Despite their pleas for me to stay, I walked out of the locker room on my own two feet with a towel covering the left side of my face.
The trainer said that he would let me know what the results of the tests were once they came back so I went back to the bench to cheer on my teammates for the remainder of the game.
My nose took about a week to heal but I was still feeling the effects of my concussion long after that.

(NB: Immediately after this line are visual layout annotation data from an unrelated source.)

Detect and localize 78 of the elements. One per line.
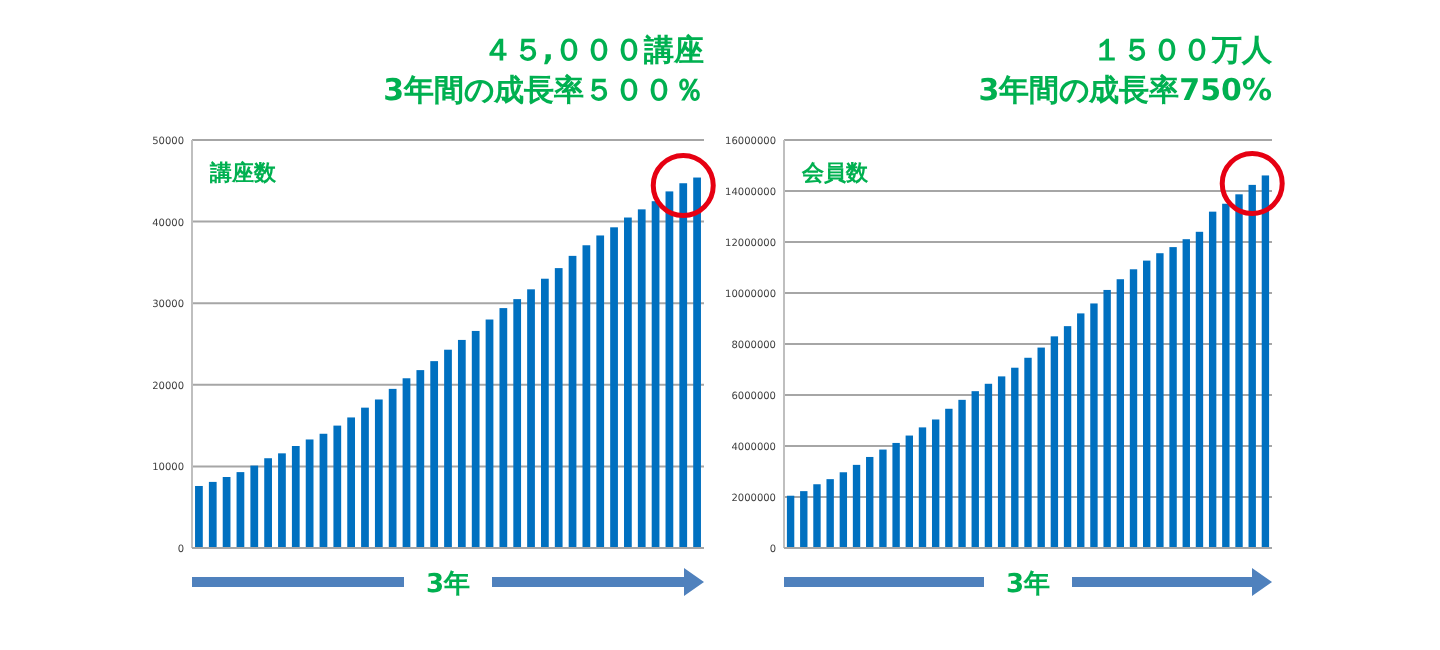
bar xyxy=(250,465,259,548)
bar xyxy=(347,417,356,548)
bar xyxy=(931,419,940,548)
bar xyxy=(1261,175,1270,548)
chart-subtitle: 3年間の成長率５００％ xyxy=(383,72,704,108)
bar xyxy=(800,491,808,548)
bar xyxy=(813,484,821,548)
bar xyxy=(485,319,494,548)
bar xyxy=(402,378,411,548)
bar xyxy=(582,245,591,548)
bar xyxy=(554,268,563,548)
bar xyxy=(879,449,887,548)
bar xyxy=(905,435,913,548)
bar xyxy=(1011,367,1019,548)
bar xyxy=(1050,336,1059,548)
bar xyxy=(291,446,300,548)
bar xyxy=(1156,253,1164,548)
bar xyxy=(1248,184,1256,548)
bar xyxy=(1195,231,1204,548)
bar xyxy=(471,330,480,548)
bar xyxy=(918,427,927,548)
bar xyxy=(195,485,203,548)
bar xyxy=(513,299,522,548)
bar xyxy=(852,464,861,548)
bar xyxy=(637,209,646,548)
bar xyxy=(1129,269,1138,548)
bar xyxy=(1063,326,1072,548)
bar xyxy=(693,177,701,548)
bar xyxy=(1169,247,1177,548)
bar xyxy=(278,453,286,548)
bar xyxy=(1235,194,1243,548)
bar xyxy=(866,456,874,548)
bar xyxy=(333,425,342,548)
bar xyxy=(651,201,660,548)
bar xyxy=(945,408,953,548)
annotation: 講座数 xyxy=(208,160,278,186)
annotation: 会員数 xyxy=(800,160,870,186)
bar xyxy=(1090,303,1098,548)
bar xyxy=(388,388,397,548)
bar xyxy=(457,339,466,548)
chart-title: １５００万人 xyxy=(1092,32,1274,68)
bar xyxy=(1037,347,1045,548)
bar xyxy=(958,399,966,548)
bar xyxy=(361,407,369,548)
bar xyxy=(1103,289,1111,548)
bar xyxy=(444,349,452,548)
bar xyxy=(786,495,795,548)
bar xyxy=(305,439,314,548)
bar xyxy=(527,289,535,548)
bar xyxy=(264,458,272,548)
x-axis-title: 3年 xyxy=(1005,570,1051,600)
bar xyxy=(679,183,688,548)
bar xyxy=(984,383,993,548)
bar xyxy=(499,308,508,548)
bar xyxy=(1182,239,1190,548)
bar xyxy=(1077,313,1085,548)
bar xyxy=(610,227,618,548)
bar xyxy=(1143,260,1151,548)
bar xyxy=(416,370,425,548)
bar xyxy=(971,391,979,548)
bar xyxy=(839,472,848,548)
bar xyxy=(826,479,834,548)
bar xyxy=(1024,357,1032,548)
bar xyxy=(568,255,577,548)
bar xyxy=(624,217,632,548)
bar xyxy=(892,442,900,548)
bar xyxy=(540,278,549,548)
bar xyxy=(1222,203,1230,548)
bar xyxy=(208,481,217,548)
bar xyxy=(997,376,1006,548)
bar xyxy=(1208,211,1217,548)
chart-subtitle: 3年間の成長率750% xyxy=(978,72,1272,108)
bar xyxy=(374,399,383,548)
bar xyxy=(596,235,605,548)
x-axis-title: 3年 xyxy=(425,570,471,600)
chart-title: ４５,０００講座 xyxy=(482,32,704,68)
bar xyxy=(1116,279,1125,548)
bar xyxy=(430,361,439,548)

I experienced headaches and blurred vision in both eyes due to the injury which made it difficult for me to concentrate on anything for an extended period of time.
The physical toll from the ankle injury didn’t help matters either as I struggled to regain my conditioning from being out for so long.
After missing seven games due to the concussion, I returned to action against the Philadelphia 76ers.
It was great being back on the court with my teammates again after being away for so long but I wasn’t able to play at the same level that I did before getting hurt.
My rhythm was off due to being out for an extended period of time so I had to find other ways to contribute until I got back into a groove again.
I did just that by playing solid defense and getting others involved in the offense which helped us win games down the stretch.